Mais tous ne sont déjà plus détenus. D’août 1940 à mars 1941, les prisonniers de guerre flamands ont été libérés après leur passage devant des « commissions linguistiques » où siègent souvent d’anciens activistes flamingants de 14-18. Leur niveau de tolérance diffère. Certains examinateurs se montrent plus exigeants que d’autres. Mais la sélection ne concerne pas les militaires néerlandophones de l’armée d’active. Ces derniers, au nombre de 2.500, resteront derrière les barbelés. Au total, en avril 1941, tandis que s’achève le travail des « commissions linguistiques », 105.000 militaires flamands sont rentrés en Belgique, leurs homologues francophones et wallons restent, eux, détenus. Un certain nombre d’entre eux pourront néanmoins rentrer. En effet, de mars 1941 au début 1945, 12.960 malades sont rapatriés par trains sanitaires et, sur les 2.574 tentatives d’évasion officiellement recensées, 768 ont bel et bien réussi. Par contre 1.679 prisonniers de guerre belges décèdent en captivité, victimes de maladies, de mauvais traitements ou des suites de bombardements alliés.

2914-retour-pg-1940.jpg
Institution : CegeSoma
Collection : Sipho [Frei gegeben durch zensur]
Légende d'origine : Le retour de prisonniers de Suisse. Ce matin à la gare du Nord sont arrivés 500 internés belges du camp d'Aadorf. Groupe de prisonniers traversant la place Rogier à Bruxelles.

Libérer les prisonniers wallons et francophones ?

En Belgique occupée, la question de la non-libération des prisonniers de guerre wallons a également suscité diverses prises de position. Lors de son entrevue avec Hitler le 19 novembre 1940, Léopold III soulève sans succès la question. À plusieurs reprises, des femmes se mobilisent et en appellent à leur libération. Au printemps 1942, un Comité d’Initiative pour la Libération des Prisonniers wallons lance un vaste pétitionnement dans l’ensemble des communes wallonnes. Diverses initiatives caritatives – Secours d’Hiver, Croix-Rouge de Belgique - voient également le jour. Les mouvements de collaboration – Rex en tête – s’intéressent également à ces hommes. Ne pourraient-ils pas venir gonfler les rangs de la Légion wallonne ? Mais les tentatives en ce sens n’auront guère de succès. 

Au 1er septembre 1942, on compte 70.907 prisonniers de guerre belges, témoignant ainsi du fait, par leur seule présence derrière les barbelés, que la Belgique se situe bel et bien parmi les ennemis du Reich. À la fin du conflit, ils sont encore 64.608 prisonniers de guerre francophones, soit 0,78 % de la population du pays et 2.392 prisonniers de guerre flamands (0,02 % de la population belge et 0,05 % de la communauté néerlandophone).
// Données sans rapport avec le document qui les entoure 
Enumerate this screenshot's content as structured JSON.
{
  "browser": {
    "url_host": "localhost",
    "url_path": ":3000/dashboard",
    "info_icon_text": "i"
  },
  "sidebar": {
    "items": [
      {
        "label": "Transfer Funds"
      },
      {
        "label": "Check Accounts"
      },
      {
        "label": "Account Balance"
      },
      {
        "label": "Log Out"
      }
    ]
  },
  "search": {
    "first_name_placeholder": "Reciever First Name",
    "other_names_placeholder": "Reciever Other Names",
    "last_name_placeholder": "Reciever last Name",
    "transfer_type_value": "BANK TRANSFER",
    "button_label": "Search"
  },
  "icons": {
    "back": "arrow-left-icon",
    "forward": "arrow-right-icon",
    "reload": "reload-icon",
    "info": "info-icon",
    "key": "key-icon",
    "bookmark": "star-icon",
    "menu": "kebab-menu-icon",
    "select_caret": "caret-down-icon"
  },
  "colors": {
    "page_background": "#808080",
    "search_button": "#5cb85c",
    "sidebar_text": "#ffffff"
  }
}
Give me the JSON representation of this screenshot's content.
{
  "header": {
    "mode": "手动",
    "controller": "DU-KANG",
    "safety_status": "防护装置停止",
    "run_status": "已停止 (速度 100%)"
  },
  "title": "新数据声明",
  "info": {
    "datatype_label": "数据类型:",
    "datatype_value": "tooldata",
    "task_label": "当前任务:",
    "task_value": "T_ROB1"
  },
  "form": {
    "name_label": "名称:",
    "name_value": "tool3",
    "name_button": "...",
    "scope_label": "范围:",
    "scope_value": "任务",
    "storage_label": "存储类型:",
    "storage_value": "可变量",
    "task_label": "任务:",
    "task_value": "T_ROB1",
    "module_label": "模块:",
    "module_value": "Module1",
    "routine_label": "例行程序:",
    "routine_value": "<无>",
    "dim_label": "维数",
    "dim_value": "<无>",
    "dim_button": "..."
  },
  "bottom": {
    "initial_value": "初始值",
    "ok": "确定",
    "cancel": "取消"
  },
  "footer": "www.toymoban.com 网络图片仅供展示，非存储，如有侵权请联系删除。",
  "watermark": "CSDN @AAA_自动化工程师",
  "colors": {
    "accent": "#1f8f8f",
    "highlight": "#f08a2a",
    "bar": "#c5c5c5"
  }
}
Sur place, dans les camps, la vie s’organise tant bien que mal. Des cercles informels voient le jour. Les questions qui traversent la Belgique occupée y sont également présentes : attitude du roi, critique de la démocratie parlementaire, avenir de la Belgique…Des cours et autres activités culturelles et sportives s’organisent. Des réseaux de sociabilité se mettent en place. Des colis sont envoyés et des lettres échangées. A Bruxelles, une exposition de propagande est même organisée en mars 1942 ; il y en a d’autres dans plusieurs villes wallonnes. On y présente des œuvres réalisées par des prisonniers de guerre belges.

Printemps 1945, le retour

Le 26 mars 1945, le premier contingent de prisonniers de guerre rentre à Bruxelles. En principe, cette mission a été confiée au Commissariat belge au Rapatriement. L’organisme a vu le jour en juin 1944 à l’initiative du gouvernement belge de Londres. Les prisonniers de guerre ne sont qu’une des catégories dont il a la charge. En l’occurrence, il coopère avec le Service des Prisonniers de Guerre dans le cadre du ministère de la Défense nationale. Sur place, en Allemagne, ce sont les Alliés qui opèrent. Selon les cas, le contexte peut dès lors être très différent. Certains sont astreints à de très longues marches, d’autres se dispersent. Les retours s’effectuent peu à peu par tous les moyens disponibles. Mais pour les Alliés, une chose est certaine, ils ne peuvent entraver l’avancée des troupes. Certains seront d’ailleurs repris comme main-d’œuvre au sein des armées alliées.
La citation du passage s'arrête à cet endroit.